A couple of other things that I want to talk about is it gives you all the, you know, like even, you know, beautification options, I do all the theme and the filtering options that you generally would write to get to your final code. I think most of that is sort of also covered in these options here. So you can change your X label, Y label, you can change the caption and title of your chart. And then within the plot options, you can choose to vary things here, then, you know, all those things that you get, that you would always use as a layer in your ggplot2 command, or, you know, your ggplot2 code, you can change the transformation. You can flip the coordinate if you would want. And there's an option to add smooth line.

Again, here, you know, I think this is what I was saying, from the wrangling perspective, you can just by quickly selecting these values, or, you know, maybe deselecting values from this categorical variable, you can do all that filtering of your data. So all of these things, you know, make it so easy and so quick for you in terms of getting the kind of output that you're looking for. And then the magic part of it is, you get all the code on based on what you did here, which you could just click here to insert it in the script right away, or you could copy in the clipboard and go back to your code and write it. So that's why I guess this is one of my favorite packages, which allows you to, you know, play around with things.

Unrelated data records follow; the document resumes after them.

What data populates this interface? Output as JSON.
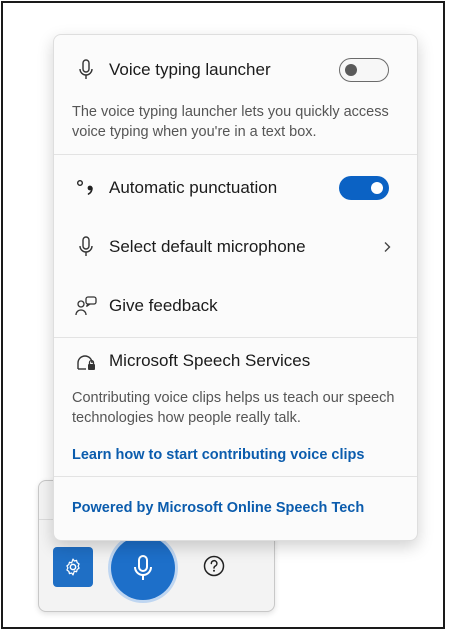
{
  "menu": {
    "voice_typing_launcher": {
      "label": "Voice typing launcher",
      "toggle_on": false,
      "description": "The voice typing launcher lets you quickly access voice typing when you're in a text box."
    },
    "automatic_punctuation": {
      "label": "Automatic punctuation",
      "toggle_on": true
    },
    "select_microphone": {
      "label": "Select default microphone"
    },
    "give_feedback": {
      "label": "Give feedback"
    },
    "speech_services": {
      "label": "Microsoft Speech Services",
      "description": "Contributing voice clips helps us teach our speech technologies how people really talk.",
      "link": "Learn how to start contributing voice clips"
    },
    "powered_by": "Powered by Microsoft Online Speech Tech"
  },
  "icons": {
    "microphone": "microphone-icon",
    "punctuation": "punctuation-icon",
    "feedback": "feedback-icon",
    "speech_services": "speech-services-icon",
    "settings": "gear-icon",
    "help": "help-icon",
    "chevron": "chevron-right-icon"
  },
  "colors": {
    "accent": "#0b62c4",
    "link": "#0b5cad",
    "settings_button": "#1f6fc5"
  }
}
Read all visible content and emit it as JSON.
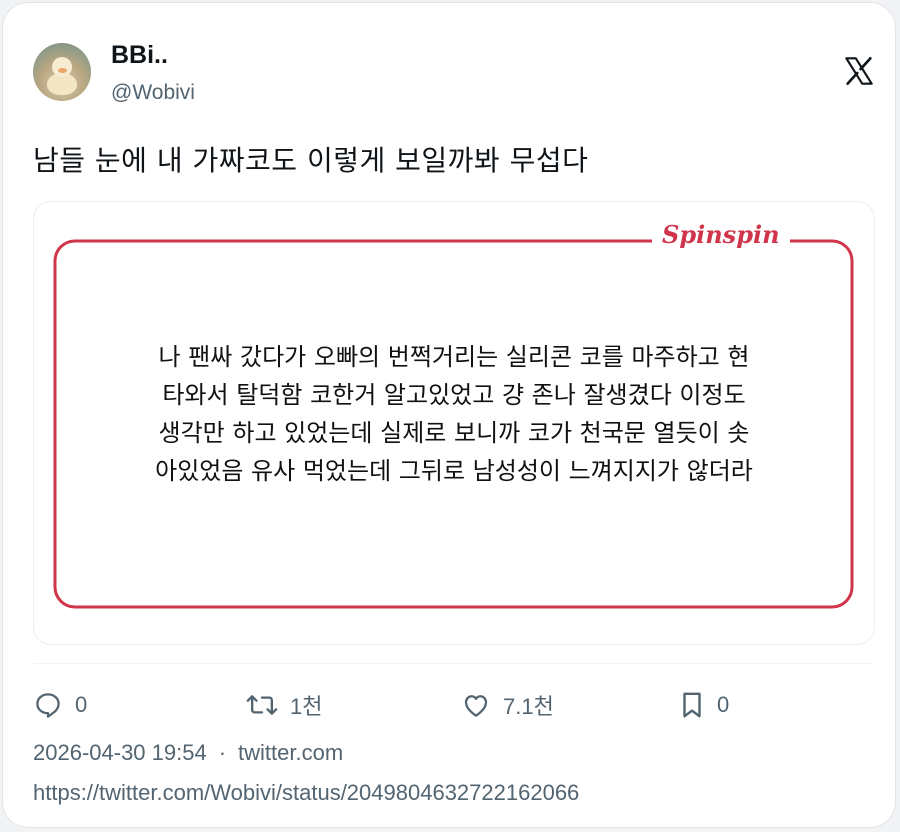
{
  "author": {
    "display_name": "BBi..",
    "handle": "@Wobivi"
  },
  "platform_logo": "x-logo-icon",
  "tweet": {
    "text": "남들 눈에 내 가짜코도 이렇게 보일까봐 무섭다"
  },
  "media": {
    "brand": "Spinspin",
    "accent_color": "#d0354b",
    "lines": [
      "나 팬싸 갔다가 오빠의 번쩍거리는 실리콘 코를 마주하고 현",
      "타와서 탈덕함 코한거 알고있었고 걍 존나 잘생겼다 이정도",
      "생각만 하고 있었는데 실제로 보니까 코가 천국문 열듯이 솟",
      "아있었음 유사 먹었는데 그뒤로 남성성이 느껴지지가 않더라"
    ]
  },
  "actions": {
    "reply_count": "0",
    "retweet_count": "1천",
    "like_count": "7.1천",
    "bookmark_count": "0"
  },
  "meta": {
    "timestamp": "2026-04-30 19:54",
    "separator": "·",
    "source": "twitter.com",
    "url": "https://twitter.com/Wobivi/status/2049804632722162066"
  }
}
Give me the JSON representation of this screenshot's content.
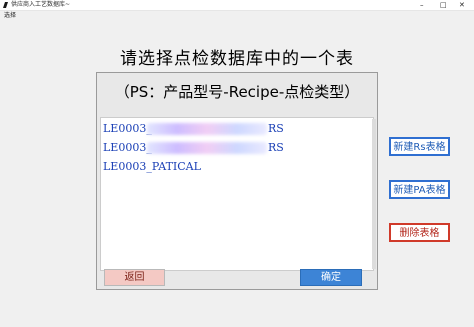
{
  "window": {
    "title": "供应商入工艺数据库~",
    "menu": "选择"
  },
  "page": {
    "heading": "请选择点检数据库中的一个表",
    "subheading": "（PS：产品型号-Recipe-点检类型）"
  },
  "tables": [
    {
      "prefix": "LE0003_",
      "suffix": "RS"
    },
    {
      "prefix": "LE0003_",
      "suffix": "RS"
    },
    {
      "prefix": "LE0003_PATICAL",
      "suffix": ""
    }
  ],
  "buttons": {
    "back": "返回",
    "confirm": "确定",
    "new_rs": "新建Rs表格",
    "new_pa": "新建PA表格",
    "delete": "删除表格"
  },
  "colors": {
    "list_text": "#1a3fb5",
    "confirm_bg": "#3d84d6",
    "back_bg": "#f4c9c4",
    "accent_blue": "#2f6fd1",
    "accent_red": "#d03a2a"
  }
}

And then the magic part of it is, you get all the code on based on what you did here, which you could just click here to insert it in the script right away, or you could copy in the clipboard and go back to your code and write it.

But yes, I guess the challenge with this is that as your data gets bigger and bigger, I guess with a million rows, this starts to lose weight, or, you know, it starts to hang and take much longer. But in general, I guess, when working with that big data, what I have, what I've always been suggested by my bosses is that, you know, start with a smaller subset, and, you know, then play around with things. If something seems useful, then, you know, you can take the code from this and then maybe run it with a bigger data set in, you know, in the next section or next code chunk. But still, I still feel that, you know, even if your data is too big, there is definitely a lot of value in using this, and, you know, sort of saving time.